Es war sein letztes Spiel für Borussia Mönchengladbach. Pokalfinale 1973 gegen den 1. FC Köln. Die Geschichte mit der Selbsteinwechslung von Netzer und seinem entscheidenden Tor in der Verlängerung ist schon tausendfach erzählt. Ich habe damals als kleiner Knirps vor dem Fernseher gesessen und ab diesem Moment mein kleines Fußballherz an Borussia Mönchengladbach verloren.

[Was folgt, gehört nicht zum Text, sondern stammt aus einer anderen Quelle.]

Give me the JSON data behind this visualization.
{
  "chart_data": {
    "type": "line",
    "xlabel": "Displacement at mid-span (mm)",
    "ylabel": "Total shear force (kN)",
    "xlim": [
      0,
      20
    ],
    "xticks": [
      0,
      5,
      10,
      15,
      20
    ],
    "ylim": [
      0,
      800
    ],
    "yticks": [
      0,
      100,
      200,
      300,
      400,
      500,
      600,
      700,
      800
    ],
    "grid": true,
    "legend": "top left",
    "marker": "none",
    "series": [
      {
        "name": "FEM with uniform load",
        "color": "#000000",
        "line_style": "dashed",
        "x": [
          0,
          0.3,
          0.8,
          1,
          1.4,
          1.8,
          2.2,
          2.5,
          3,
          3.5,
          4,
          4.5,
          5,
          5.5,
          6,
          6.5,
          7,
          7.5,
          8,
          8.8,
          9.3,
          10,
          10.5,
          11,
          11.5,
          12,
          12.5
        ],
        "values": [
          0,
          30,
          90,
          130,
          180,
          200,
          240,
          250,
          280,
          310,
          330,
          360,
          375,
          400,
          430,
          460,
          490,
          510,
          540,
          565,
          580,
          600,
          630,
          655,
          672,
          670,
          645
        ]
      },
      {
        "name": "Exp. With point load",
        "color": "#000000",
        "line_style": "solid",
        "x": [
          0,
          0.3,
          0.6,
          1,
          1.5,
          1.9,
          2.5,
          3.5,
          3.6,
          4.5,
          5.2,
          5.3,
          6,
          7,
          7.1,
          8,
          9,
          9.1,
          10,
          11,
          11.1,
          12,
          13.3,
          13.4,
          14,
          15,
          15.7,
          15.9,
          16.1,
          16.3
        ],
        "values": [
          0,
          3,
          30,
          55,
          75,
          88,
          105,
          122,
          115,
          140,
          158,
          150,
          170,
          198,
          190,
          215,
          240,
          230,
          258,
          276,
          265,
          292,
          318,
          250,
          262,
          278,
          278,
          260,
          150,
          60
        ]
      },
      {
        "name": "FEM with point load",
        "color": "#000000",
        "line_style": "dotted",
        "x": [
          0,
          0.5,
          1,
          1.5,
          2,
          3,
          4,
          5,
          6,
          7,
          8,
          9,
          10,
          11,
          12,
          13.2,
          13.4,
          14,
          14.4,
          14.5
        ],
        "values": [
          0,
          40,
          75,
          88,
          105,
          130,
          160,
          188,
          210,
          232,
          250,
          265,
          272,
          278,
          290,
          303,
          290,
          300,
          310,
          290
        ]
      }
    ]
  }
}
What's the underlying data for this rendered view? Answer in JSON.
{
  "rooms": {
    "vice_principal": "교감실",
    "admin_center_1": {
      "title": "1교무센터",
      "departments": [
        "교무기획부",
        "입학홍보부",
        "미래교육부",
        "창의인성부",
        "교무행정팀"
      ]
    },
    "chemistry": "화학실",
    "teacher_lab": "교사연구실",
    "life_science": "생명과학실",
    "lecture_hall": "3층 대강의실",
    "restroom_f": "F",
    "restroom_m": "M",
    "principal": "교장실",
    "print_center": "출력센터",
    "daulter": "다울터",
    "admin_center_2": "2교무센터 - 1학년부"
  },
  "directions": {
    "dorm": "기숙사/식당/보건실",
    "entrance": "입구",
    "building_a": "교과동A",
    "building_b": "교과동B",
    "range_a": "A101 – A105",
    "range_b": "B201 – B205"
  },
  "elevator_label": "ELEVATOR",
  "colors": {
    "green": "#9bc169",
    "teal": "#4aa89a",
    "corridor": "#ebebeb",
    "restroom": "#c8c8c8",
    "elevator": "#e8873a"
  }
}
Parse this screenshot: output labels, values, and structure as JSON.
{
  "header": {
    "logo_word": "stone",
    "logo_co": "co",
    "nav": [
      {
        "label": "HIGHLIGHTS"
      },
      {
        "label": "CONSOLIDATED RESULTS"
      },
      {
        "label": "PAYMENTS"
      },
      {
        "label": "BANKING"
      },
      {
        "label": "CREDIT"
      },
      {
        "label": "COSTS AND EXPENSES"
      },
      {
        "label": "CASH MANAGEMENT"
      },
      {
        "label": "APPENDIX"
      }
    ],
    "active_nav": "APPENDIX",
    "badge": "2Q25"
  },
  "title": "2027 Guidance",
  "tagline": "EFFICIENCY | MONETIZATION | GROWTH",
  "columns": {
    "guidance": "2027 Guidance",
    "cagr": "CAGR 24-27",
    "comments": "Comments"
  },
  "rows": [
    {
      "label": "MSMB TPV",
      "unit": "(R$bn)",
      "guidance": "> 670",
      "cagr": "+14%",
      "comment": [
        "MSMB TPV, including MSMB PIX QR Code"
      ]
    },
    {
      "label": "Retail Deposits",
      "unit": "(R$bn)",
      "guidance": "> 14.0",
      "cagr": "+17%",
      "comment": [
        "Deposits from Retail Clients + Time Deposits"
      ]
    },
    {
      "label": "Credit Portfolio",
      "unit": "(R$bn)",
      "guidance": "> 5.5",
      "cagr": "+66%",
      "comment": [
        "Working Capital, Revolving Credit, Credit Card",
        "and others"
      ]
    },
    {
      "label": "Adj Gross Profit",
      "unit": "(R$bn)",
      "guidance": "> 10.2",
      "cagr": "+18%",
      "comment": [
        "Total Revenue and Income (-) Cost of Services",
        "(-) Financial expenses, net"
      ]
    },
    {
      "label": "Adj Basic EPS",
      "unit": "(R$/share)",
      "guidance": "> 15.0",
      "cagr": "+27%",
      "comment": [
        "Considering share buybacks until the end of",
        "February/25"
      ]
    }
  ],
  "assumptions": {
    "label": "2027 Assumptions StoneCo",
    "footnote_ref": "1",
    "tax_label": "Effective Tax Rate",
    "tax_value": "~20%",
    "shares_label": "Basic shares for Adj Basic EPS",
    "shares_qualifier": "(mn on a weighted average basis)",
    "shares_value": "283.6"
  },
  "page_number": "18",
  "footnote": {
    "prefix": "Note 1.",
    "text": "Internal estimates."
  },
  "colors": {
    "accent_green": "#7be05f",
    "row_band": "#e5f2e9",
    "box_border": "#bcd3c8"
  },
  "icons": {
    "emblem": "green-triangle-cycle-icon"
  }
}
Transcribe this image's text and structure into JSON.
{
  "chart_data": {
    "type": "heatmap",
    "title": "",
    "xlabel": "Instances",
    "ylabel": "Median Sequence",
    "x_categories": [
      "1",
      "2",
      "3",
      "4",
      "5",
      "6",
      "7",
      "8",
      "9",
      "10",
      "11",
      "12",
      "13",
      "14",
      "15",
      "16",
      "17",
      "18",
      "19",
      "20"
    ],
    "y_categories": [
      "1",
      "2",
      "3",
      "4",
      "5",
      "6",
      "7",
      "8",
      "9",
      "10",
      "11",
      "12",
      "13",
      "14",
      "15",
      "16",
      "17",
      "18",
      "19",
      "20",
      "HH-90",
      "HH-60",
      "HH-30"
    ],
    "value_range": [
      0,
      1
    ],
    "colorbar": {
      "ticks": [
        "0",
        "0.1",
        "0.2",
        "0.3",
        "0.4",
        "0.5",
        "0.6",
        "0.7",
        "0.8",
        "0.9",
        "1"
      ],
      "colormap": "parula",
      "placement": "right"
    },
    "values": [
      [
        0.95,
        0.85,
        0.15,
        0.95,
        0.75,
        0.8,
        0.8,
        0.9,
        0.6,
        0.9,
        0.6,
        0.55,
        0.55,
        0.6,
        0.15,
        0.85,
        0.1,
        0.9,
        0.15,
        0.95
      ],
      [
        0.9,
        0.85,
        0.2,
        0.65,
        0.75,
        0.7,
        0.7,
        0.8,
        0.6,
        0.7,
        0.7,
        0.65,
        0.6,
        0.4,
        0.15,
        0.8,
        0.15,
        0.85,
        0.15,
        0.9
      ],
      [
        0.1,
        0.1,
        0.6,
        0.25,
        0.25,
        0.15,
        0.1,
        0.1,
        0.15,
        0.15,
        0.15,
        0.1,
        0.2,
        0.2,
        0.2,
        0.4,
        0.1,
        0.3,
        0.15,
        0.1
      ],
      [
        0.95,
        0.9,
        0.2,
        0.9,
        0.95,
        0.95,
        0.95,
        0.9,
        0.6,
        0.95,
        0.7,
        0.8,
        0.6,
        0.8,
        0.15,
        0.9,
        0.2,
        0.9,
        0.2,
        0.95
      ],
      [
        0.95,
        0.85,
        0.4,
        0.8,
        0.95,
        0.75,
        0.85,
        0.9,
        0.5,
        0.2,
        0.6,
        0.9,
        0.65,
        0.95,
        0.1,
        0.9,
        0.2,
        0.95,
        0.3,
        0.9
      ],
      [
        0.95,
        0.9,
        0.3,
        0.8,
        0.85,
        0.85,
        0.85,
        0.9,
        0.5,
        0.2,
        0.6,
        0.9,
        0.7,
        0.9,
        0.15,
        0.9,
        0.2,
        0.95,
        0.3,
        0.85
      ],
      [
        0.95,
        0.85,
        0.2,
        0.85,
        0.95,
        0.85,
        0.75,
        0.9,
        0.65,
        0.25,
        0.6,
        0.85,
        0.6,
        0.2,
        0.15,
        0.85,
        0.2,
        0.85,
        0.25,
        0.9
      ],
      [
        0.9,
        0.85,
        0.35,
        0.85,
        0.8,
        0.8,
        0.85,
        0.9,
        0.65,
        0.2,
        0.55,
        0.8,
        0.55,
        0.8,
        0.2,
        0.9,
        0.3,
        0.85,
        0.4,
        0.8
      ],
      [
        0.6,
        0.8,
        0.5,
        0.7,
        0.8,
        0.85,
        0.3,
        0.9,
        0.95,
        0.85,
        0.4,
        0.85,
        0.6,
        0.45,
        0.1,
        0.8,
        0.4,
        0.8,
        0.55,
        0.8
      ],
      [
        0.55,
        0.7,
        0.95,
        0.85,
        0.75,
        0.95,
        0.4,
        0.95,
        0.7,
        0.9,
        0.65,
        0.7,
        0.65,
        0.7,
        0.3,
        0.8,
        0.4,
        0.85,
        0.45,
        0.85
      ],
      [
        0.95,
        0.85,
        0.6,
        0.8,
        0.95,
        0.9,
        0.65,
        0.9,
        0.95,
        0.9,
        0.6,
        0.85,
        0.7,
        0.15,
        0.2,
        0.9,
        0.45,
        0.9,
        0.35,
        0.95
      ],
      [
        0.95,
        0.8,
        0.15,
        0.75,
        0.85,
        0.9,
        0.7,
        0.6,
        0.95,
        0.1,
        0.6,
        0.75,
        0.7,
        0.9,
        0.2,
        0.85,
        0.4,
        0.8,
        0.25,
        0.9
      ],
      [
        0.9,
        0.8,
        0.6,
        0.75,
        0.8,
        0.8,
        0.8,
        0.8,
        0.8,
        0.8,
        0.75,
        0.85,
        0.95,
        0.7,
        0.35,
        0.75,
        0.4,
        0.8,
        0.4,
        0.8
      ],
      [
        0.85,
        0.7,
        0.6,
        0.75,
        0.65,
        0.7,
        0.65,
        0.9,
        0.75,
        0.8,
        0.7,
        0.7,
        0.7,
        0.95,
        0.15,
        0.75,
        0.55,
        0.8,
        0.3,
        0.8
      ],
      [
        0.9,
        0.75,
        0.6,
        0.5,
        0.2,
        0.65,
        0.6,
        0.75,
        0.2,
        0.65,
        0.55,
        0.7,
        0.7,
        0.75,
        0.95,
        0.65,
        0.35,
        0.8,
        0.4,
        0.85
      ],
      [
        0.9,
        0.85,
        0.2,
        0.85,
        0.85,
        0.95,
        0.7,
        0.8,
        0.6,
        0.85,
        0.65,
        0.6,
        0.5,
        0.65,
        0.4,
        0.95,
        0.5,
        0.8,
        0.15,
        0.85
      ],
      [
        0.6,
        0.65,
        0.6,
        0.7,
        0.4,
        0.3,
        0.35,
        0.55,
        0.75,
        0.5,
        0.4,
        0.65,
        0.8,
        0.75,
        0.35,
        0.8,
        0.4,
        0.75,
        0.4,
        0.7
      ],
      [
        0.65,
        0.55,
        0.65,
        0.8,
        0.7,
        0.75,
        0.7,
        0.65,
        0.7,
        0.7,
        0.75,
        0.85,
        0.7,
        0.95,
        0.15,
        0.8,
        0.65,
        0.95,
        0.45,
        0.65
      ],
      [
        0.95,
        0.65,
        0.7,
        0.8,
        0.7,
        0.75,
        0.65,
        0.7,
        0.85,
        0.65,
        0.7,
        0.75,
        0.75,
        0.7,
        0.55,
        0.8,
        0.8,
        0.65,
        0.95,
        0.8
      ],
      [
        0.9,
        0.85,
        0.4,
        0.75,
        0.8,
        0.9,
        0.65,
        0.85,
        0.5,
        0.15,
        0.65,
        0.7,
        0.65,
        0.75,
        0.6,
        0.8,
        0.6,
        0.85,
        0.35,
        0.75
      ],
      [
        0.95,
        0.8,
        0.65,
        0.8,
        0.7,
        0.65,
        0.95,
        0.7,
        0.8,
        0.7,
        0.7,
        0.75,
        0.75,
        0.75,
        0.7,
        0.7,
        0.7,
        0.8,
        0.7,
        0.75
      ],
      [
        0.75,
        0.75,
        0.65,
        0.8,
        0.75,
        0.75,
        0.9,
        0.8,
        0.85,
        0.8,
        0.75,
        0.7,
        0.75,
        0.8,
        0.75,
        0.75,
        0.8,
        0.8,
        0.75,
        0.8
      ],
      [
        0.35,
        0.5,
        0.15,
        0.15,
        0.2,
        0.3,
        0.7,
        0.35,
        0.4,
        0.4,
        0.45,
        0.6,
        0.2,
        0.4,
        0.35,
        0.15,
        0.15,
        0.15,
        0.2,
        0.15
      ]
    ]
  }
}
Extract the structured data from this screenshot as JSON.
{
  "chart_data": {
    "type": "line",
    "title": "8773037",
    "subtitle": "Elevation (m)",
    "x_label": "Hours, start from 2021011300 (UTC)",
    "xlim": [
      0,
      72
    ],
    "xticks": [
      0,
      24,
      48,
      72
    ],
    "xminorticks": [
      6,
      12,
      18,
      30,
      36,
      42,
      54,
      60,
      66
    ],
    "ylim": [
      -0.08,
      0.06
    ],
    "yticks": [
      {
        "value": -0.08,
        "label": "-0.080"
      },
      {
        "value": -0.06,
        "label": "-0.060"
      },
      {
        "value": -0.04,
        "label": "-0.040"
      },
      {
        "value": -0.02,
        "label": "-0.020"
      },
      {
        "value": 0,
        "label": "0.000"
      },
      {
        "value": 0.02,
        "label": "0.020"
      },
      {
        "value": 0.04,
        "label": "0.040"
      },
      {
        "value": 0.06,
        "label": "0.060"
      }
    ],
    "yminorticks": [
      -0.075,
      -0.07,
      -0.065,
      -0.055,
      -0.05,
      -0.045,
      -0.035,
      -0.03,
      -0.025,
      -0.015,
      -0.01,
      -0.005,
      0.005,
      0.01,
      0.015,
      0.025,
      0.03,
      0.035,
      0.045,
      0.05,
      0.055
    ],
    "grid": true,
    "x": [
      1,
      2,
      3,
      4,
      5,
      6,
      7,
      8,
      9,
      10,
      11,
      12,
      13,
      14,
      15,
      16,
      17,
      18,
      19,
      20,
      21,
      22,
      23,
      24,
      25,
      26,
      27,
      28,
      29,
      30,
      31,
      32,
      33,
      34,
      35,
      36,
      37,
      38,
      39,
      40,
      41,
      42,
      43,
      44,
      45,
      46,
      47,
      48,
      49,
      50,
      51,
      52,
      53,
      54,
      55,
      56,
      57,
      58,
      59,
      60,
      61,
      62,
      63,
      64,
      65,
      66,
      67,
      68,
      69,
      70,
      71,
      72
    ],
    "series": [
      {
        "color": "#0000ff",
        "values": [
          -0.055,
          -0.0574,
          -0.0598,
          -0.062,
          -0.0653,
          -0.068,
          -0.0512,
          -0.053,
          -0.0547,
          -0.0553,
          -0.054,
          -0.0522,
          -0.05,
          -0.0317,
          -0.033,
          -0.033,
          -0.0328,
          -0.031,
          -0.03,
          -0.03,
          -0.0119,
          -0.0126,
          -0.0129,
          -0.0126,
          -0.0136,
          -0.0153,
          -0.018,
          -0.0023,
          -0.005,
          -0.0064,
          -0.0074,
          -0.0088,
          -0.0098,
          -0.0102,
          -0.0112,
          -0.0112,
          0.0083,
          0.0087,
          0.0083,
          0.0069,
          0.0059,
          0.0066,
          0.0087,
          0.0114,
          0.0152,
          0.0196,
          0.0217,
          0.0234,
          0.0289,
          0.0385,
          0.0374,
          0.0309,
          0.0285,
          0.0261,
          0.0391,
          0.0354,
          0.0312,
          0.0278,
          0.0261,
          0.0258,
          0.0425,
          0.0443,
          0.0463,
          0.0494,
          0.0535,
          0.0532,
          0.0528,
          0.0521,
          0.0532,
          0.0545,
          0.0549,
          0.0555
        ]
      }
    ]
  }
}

Wer weiß was passiert wäre, hätte Netzer damals vorbei geschossen. So ist Borussia Mönchengladbach ein Teil meines Lebens, seit mittlerweile 36 Jahren. “Schuld” hat Günter Netzer, der heute 65 Jahre alt wird. Glückwunsch und nochmals Danke für diesen Schuss …


Sep 9 2009

Pfandsammler

Kapitalanlage

Kapitalanlage

Gestern in der Kölner Einkaufsstraße wartete ich ob des schönen Wetters gerne außerhalb der Geschäfte auf meine Begleiterinnen, die eifrig shoppen wollten. Ich besah mir derweil das bunt gemischte Publikum, das sich durch die Straßen schlängelte. Eine unglaubliche Anzahl verschiedener Typen – sehr interessant. Man hätte echte Studien betreiben können und auch für die Street-Fotografie gab es eine Menge Motive. Leider lag die Canon daheim …

Aber zum Thema. Ich hatte mich strategisch günstig gegenüber dem Ausgang des Geschäfts positioniert, damit mir meine Begleiterinnen nicht entwischen konnten. Zwei, drei Meter neben mir war ein Mülleimer. Dieser erfreute sich in den rund 10 Minuten einem unglaublichen Interesse. Nicht, weil besonders viele Menschen ihren Unrat hinein warfen, sondern weil sich ungemein viele für den Inhalt des Eimers interessierten. Fünf oder sechs “Typen” suchten nach Pfandflaschen. Drei kann man der Kategorie ‘Obdachlos’ zuordnen, die anderen sahen zwar nicht besonders gepflegt aus, fielen aber nicht wirklich auf.

Ich muss zugeben, dass ich ob der Anzahl der Pfandsammler in so kurzer Zeit erstaunt war. Und ein wenig erschreckt.